Yanımızda görmek istediğimiz, bir ömrü paylaşacağımız kişiyi gözlerine bakarak tanıyabilseydik hayat ve seçimlerimiz ne kadar kolay olurdu değil mi? Peki ya o kişinin sadece bakışlarıyla buluşmak, ona ulaşmakla eş değer olsaydı. İşte ozaman hayat tadından yenmezdi. :)

Benim hikayemde umutsuzca beklediğimiz ve her daim yanıldığımızı düşündüğümüz kalp aynası, ruh ikizleri ile ilgili. Umarım yüzünüze hoş bir tebessüm, kalbinize tatlı bir umut katabilirim. :)

İyi okumalar...

<<<< Okuduğunuz tarihleri eklemeyi unutmayın. 🥰 >>>>

Gökkuşağının gözleri...

Tanıtım

Toy ve yalnız bir genç kız... Gizemli gözlere sahip ve lanetli
olduğuna inanan bir adam...

Sadece ikisinin görebildiği büyülü bir bilinmez... Bir insanı anlamak için sadece gözlerinin içine bakmak yeterli midir?

Peki ya güvenmek için?

Giriş

8 ay boyunca, verimsiz gibi duran bağların, sarım sarım dallanması ve yeşermeleri için uğraşmıştım. Artık kontrol zamanıydı. Asmaların meyvelerini neredeyse tek tek kontrol ettikten sonra, durumlarının iyi olduğunu gözlerimle gördüğümde anca rahat bir nefes alabilmiştim. Aylar önce acı bir hatırayla sadece bir kez gördüğüm ukala patronum kıt kafalılık yapmasa ve doğal gübre kullandırmış olsaydı şimdi bu kadar panik içinde olmayacaktım tabiki. Neyse ki mahsul oldukça iyiydi. Salkımlar olgunlaşmaya başlamıştı.
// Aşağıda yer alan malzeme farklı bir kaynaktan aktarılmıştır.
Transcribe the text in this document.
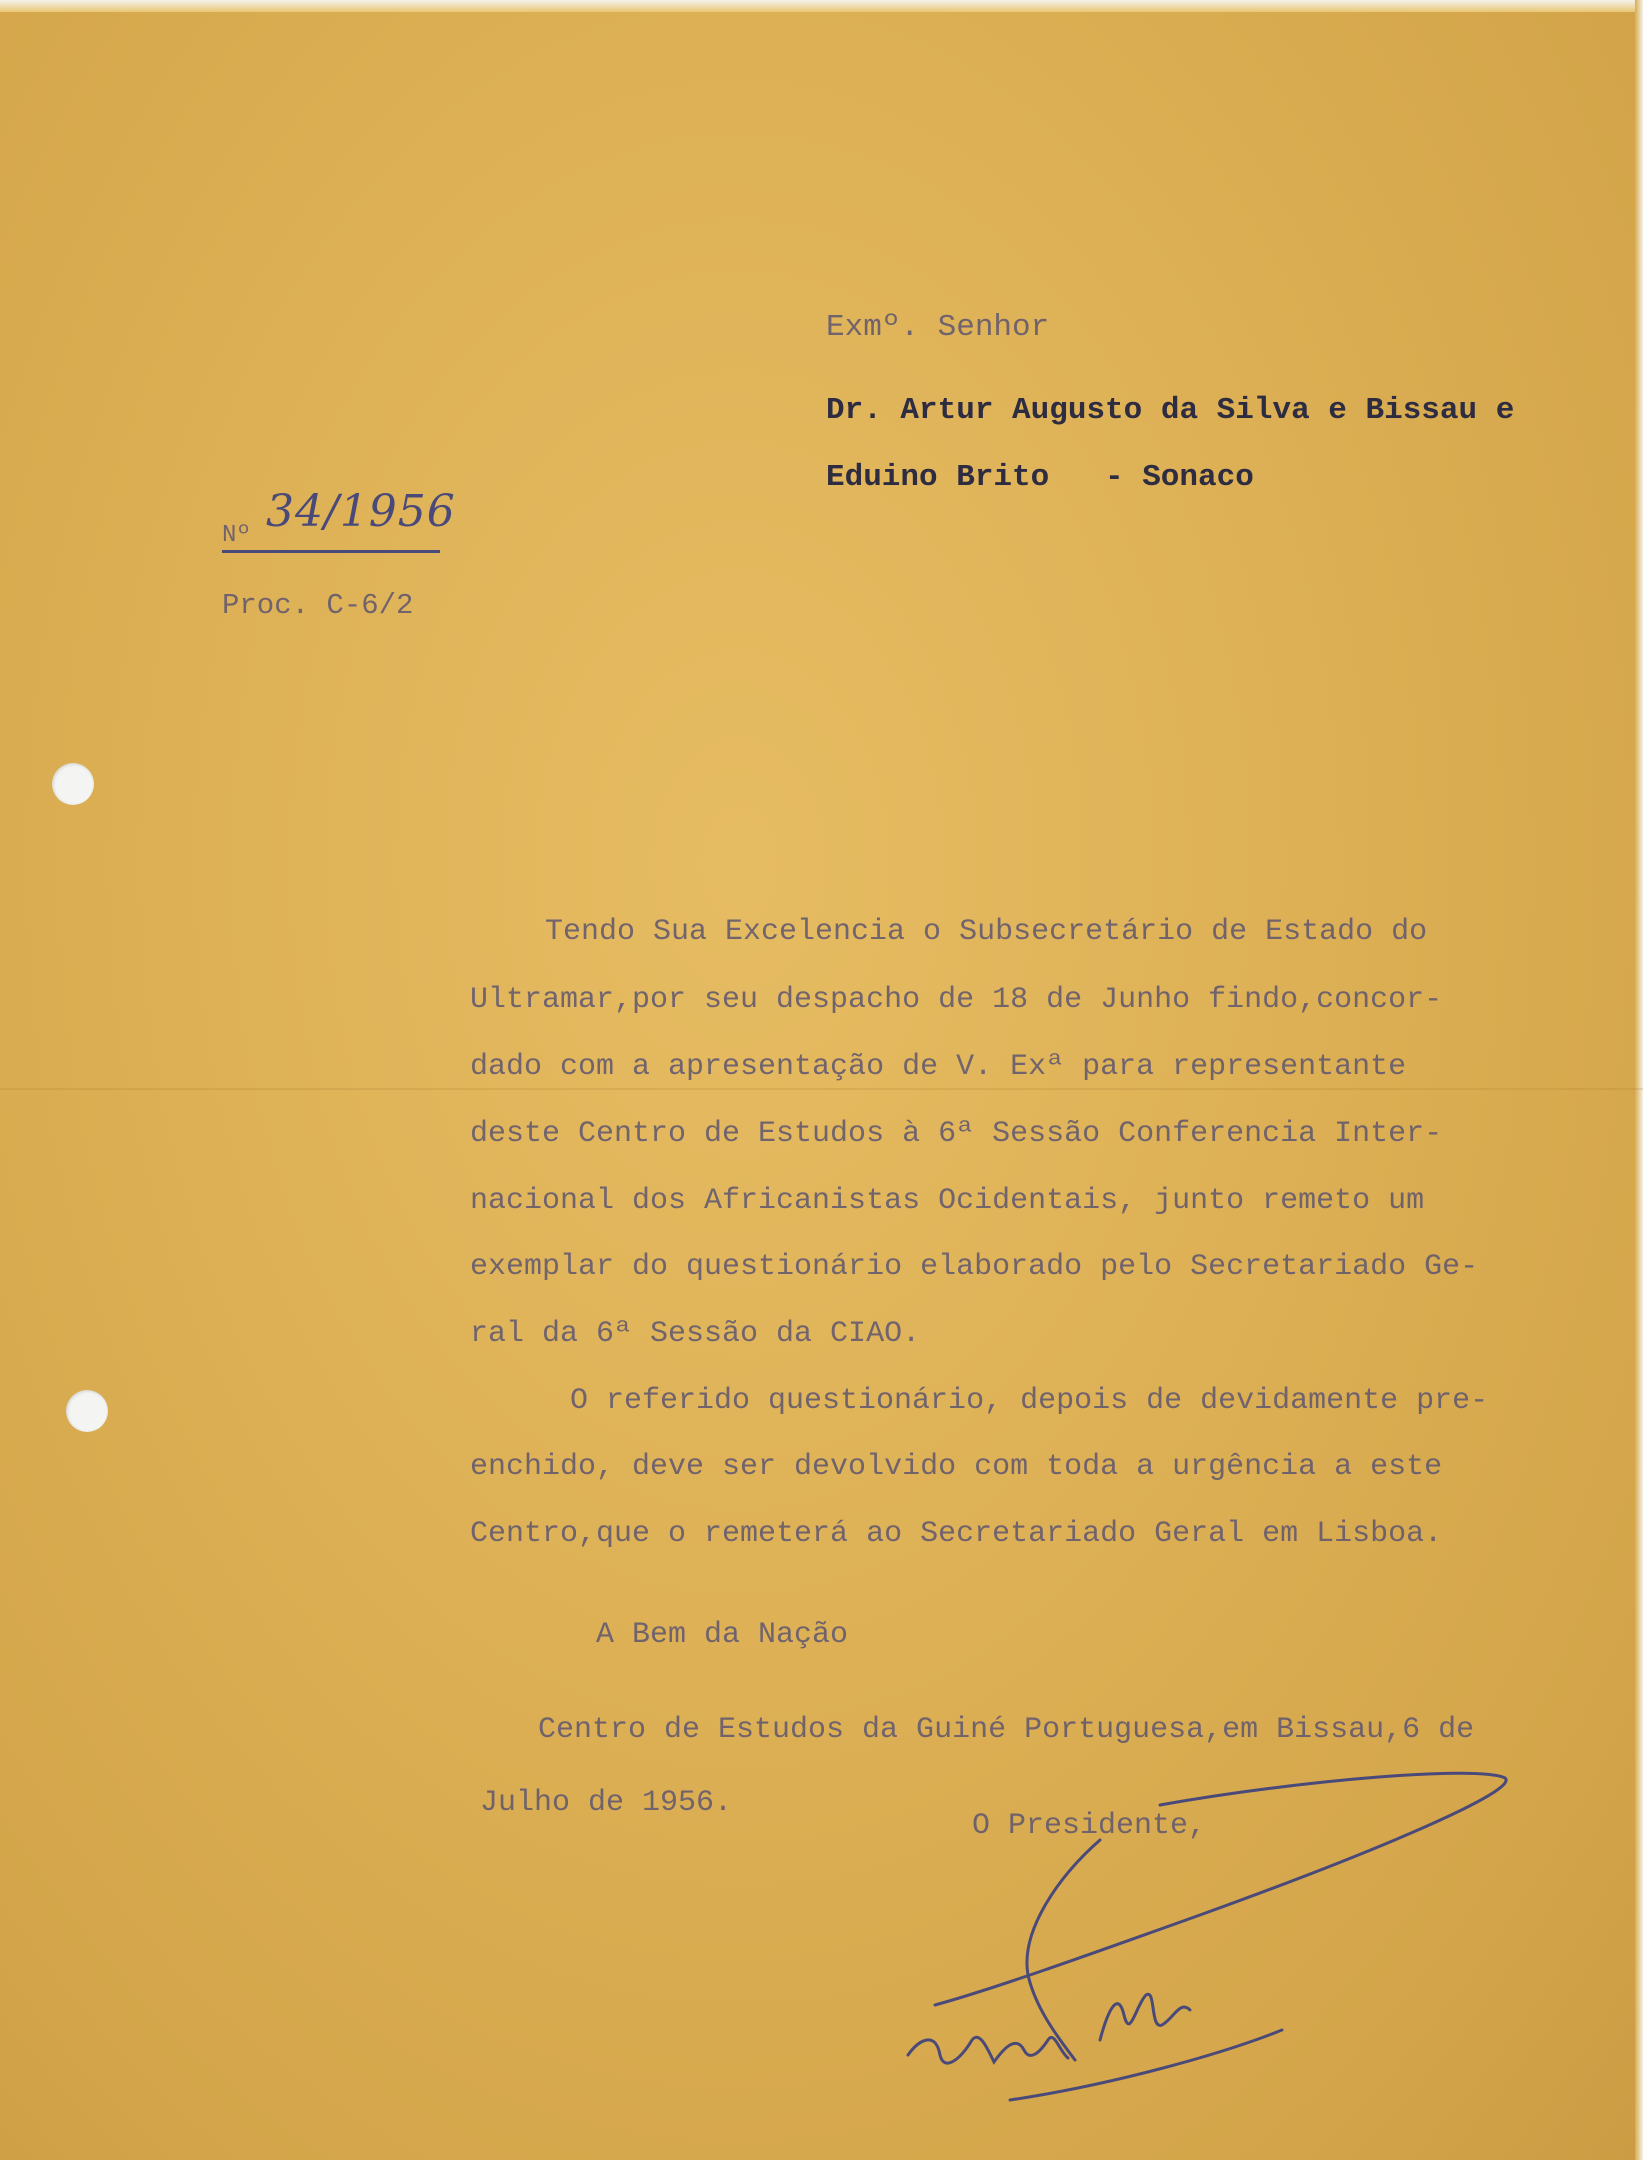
Exmº. Senhor
Dr. Artur Augusto da Silva e Bissau e
Eduino Brito - Sonaco
Nº 34/1956
Proc. C-6/2
Tendo Sua Excelencia o Subsecretário de Estado do
Ultramar,por seu despacho de 18 de Junho findo,concor-
dado com a apresentação de V. Exª para representante
deste Centro de Estudos à 6ª Sessão Conferencia Inter-
nacional dos Africanistas Ocidentais, junto remeto um
exemplar do questionário elaborado pelo Secretariado Ge-
ral da 6ª Sessão da CIAO.
O referido questionário, depois de devidamente pre-
enchido, deve ser devolvido com toda a urgência a este
Centro,que o remeterá ao Secretariado Geral em Lisboa.
A Bem da Nação
Centro de Estudos da Guiné Portuguesa,em Bissau,6 de
Julho de 1956.
O Presidente,
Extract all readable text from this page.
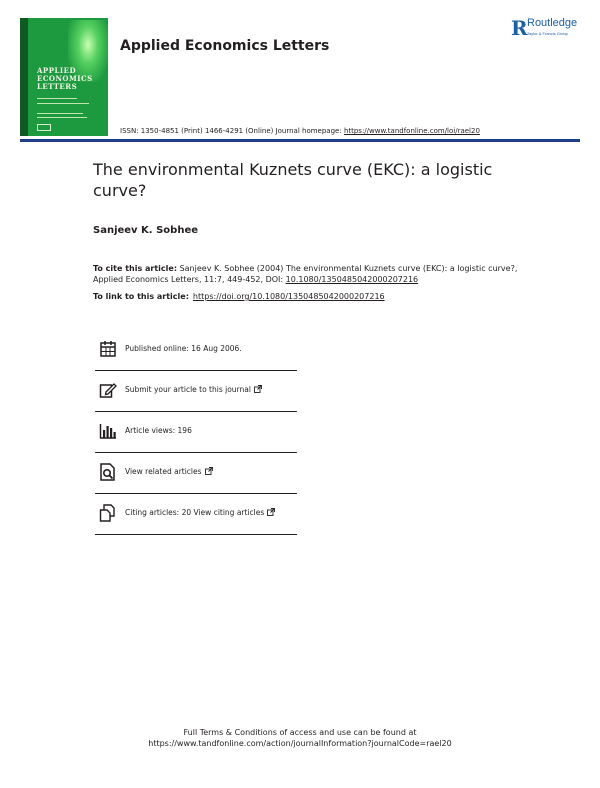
APPLIED
ECONOMICS
LETTERS
Applied Economics Letters
R Routledge
Taylor & Francis Group
ISSN: 1350-4851 (Print) 1466-4291 (Online) Journal homepage: https://www.tandfonline.com/loi/rael20
The environmental Kuznets curve (EKC): a logistic curve?
Sanjeev K. Sobhee
To cite this article: Sanjeev K. Sobhee (2004) The environmental Kuznets curve (EKC): a logistic curve?, Applied Economics Letters, 11:7, 449-452, DOI: 10.1080/1350485042000207216
To link to this article: https://doi.org/10.1080/1350485042000207216
Published online: 16 Aug 2006.
Submit your article to this journal
Article views: 196
View related articles
Citing articles: 20 View citing articles
Full Terms & Conditions of access and use can be found at
https://www.tandfonline.com/action/journalInformation?journalCode=rael20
İhtiyaç listesinden organik gübre istemimin çıkarıldığını gördüğümde küplere binmiştim. Suni gübre daha temiz olabilirdi ama organik gübrenin yerini asla tutmayacağını birçok kez deneyimlemiştim.

"Kıt kafalı züppe... 5000 km uzaktan bile beni sinir etmeyi başarıyor. İsteklerim ve önerilerim önemsenmeyecekse neden buradayım ki."

Eğer bu işe ihtiyacım olmasa bu saygısızlığı hakaret kabul eder çeker giderdim ama maalesef tanımadığım bu şehirde yalnız başıma olarak bu işe çok ihtiyacım vardı ...

***

Sezen, organik tarımla ilgilenmeye dedesinin ufacık bahçesinde kendi çiçeklerini yetiştirerek, mandalina ağacını sulayarak ve dedesi bahçedeki haşeratı yok etmeye çalışırken ona yardım ederek başlamıştı. Çok yorulmuşlardı ama birkaç hafta içinde sebzelerin canlanmış görüntüsünü tüm ömrü boyunca unutamayacaktı. O gün bahçelerde olmalıyım demişti kendi kendine ve bir daha bahçelerden, seralardan hiç çıkmamıştı. Anne ve babasını küçük yaşlarda kaybeden Sezen'i dedesi büyütmüştü. Sadece dedesi vardı ailesinden geriye kalan. Okul çağlarında neyse ki dedesi sayesinde hiç aile özlemi duymamıştı. Her derdini paylaştığı dedesi hem annesi hem de babası olmuştu genç kızın.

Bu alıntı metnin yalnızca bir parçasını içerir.